Se oyó un chasquido y el micrófono cambió de manos. La nueva voz era la de un fumador que hubiera abusado tanto de su vicio que se había destrozado las cuerdas y que carecía de dinero para una soldadura molecular.

—No conocemos a ninguna Lina Kolbrand —espetó—. Lárguese por donde ha venido antes de que se me agote la paciencia y llame a Seguridad o le dispare yo mismo.

Heith se adelantó.

—Escuche, amigo —carraspeó, con el metal de una sentencia desagradable—: Sabemos que ésta es la dirección exacta de Geishel Kolbrand, y deduzco que usted debe de ser su marido, Neit. Hemos recorrido mucho cielo para hablar con ustedes, y si no nos dan la oportunidad de probar que somos quienes decimos ser, les demostraremos de la forma más sencilla y directa posible que también estamos armados. En otras palabras —abandonó la pose de abogado elegante y agarró el cuello de la cámara como si fuese el de su interlocutor—: Si no te gusta el lenguaje técnico, imbécil, te puedo meter por el culo el cañón de mi rifle y dejar que dialogues con él. ¿Está claro?

—Jopé, ¿a eso lo llamas diplomacia? —susurró Lina, atónita.

—Es la que se necesita para ganar algunos pleitos —respondió Heith, enseñando el rifle a la cámara.

La puerta se entreabrió.

Detrás asomó medio rostro, un hombre de unos cuarenta años con la piel devastada por una infección cutánea. Sus ojillos negros se movieron inquietos, posándose primero en sus rostros y después en los rifles que ambos portaban. Otra cara más joven apareció a la altura de su pecho. Era una muchacha casi adolescente de cejas muy finas, lo que le daba un aire etéreo y atractivo a su rostro. Había heredado los pómulos del adulto, pero no sus labios. Ni el color del pelo.

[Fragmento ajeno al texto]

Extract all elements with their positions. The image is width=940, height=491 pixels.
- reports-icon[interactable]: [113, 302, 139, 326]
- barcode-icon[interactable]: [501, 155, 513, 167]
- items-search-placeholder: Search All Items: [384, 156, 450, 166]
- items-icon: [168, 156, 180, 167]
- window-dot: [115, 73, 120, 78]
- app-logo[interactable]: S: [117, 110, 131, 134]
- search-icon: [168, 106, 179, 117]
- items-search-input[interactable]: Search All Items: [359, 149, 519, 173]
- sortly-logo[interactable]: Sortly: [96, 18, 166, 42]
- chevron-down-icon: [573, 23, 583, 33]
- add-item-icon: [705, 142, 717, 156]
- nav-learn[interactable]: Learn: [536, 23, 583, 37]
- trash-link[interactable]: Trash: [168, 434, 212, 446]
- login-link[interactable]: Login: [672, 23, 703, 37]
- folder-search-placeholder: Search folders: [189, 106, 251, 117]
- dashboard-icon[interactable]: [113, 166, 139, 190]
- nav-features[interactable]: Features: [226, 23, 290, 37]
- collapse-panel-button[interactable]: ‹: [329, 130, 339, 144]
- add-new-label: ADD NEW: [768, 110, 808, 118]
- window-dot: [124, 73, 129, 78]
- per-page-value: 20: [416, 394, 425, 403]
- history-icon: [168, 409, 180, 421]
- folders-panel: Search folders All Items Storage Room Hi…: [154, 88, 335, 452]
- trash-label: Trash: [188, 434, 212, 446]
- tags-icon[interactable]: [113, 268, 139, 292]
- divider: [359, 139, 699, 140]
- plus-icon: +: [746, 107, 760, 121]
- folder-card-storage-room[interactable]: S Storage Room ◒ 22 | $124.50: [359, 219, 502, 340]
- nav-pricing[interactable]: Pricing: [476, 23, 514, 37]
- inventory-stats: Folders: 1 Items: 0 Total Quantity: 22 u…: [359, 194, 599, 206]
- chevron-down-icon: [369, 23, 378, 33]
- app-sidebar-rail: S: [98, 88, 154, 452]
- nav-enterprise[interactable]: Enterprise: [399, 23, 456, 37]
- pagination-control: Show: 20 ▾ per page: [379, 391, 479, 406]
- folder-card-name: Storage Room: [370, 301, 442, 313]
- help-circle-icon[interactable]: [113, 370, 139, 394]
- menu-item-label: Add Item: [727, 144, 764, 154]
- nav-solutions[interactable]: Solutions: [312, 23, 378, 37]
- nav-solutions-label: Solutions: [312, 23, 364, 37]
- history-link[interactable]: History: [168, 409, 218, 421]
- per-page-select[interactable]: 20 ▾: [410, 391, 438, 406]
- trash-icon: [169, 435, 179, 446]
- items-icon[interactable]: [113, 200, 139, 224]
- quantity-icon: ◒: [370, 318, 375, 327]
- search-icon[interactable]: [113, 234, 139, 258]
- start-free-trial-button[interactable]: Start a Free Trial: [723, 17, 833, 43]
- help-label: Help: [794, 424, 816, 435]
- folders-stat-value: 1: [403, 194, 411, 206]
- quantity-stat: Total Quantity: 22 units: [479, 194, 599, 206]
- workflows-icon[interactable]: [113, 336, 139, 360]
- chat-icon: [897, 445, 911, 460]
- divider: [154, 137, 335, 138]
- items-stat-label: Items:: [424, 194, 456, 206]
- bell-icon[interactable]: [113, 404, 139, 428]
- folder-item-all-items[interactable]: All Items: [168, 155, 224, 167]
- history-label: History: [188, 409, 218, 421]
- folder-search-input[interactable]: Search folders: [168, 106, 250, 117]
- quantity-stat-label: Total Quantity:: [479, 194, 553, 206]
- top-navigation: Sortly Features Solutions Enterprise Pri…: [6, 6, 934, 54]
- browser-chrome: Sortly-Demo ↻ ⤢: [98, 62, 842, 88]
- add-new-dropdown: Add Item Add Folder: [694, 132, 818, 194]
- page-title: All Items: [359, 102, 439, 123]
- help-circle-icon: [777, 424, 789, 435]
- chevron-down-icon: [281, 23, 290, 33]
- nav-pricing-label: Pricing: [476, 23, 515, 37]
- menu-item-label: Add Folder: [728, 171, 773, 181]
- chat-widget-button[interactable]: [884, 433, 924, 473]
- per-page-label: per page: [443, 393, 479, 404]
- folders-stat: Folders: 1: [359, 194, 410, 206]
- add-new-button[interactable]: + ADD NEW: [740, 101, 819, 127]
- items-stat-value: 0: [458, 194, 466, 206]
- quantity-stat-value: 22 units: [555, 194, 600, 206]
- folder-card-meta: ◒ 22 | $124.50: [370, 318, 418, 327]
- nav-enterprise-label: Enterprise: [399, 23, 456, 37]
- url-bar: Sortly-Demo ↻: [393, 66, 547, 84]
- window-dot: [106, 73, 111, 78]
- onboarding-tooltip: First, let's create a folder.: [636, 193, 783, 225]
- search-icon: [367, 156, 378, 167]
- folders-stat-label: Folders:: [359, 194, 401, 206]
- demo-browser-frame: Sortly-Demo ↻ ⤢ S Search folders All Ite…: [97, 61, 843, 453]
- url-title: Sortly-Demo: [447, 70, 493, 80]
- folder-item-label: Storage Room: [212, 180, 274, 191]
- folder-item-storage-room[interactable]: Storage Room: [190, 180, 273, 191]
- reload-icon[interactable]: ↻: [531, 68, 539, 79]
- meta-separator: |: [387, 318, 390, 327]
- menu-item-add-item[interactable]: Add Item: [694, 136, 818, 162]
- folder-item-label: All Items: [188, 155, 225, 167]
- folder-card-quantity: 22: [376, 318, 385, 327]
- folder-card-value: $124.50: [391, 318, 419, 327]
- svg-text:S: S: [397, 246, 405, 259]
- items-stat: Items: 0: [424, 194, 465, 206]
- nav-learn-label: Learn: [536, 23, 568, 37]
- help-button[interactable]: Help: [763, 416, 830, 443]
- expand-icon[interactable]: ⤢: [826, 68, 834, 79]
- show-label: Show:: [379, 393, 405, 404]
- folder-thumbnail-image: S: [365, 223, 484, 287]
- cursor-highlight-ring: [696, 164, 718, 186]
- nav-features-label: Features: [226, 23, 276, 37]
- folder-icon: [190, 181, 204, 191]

—Tú debes de ser Mineia —sonrió la capitana—. Dioses, cómo has cambiado. —Y pensó: «Y qué vieja me he hecho yo, de paso».

—¿De verdad eres Lina? —preguntó el hombre.

Ella le mostró su tarjeta oficial de piloto comerciante, con la foto y la pátina genética impresa.

—Eres Lina —constató el hombre, en tono de acusación.

—Hola, Neit —lo saludó agriamente—. Cuánto tiempo.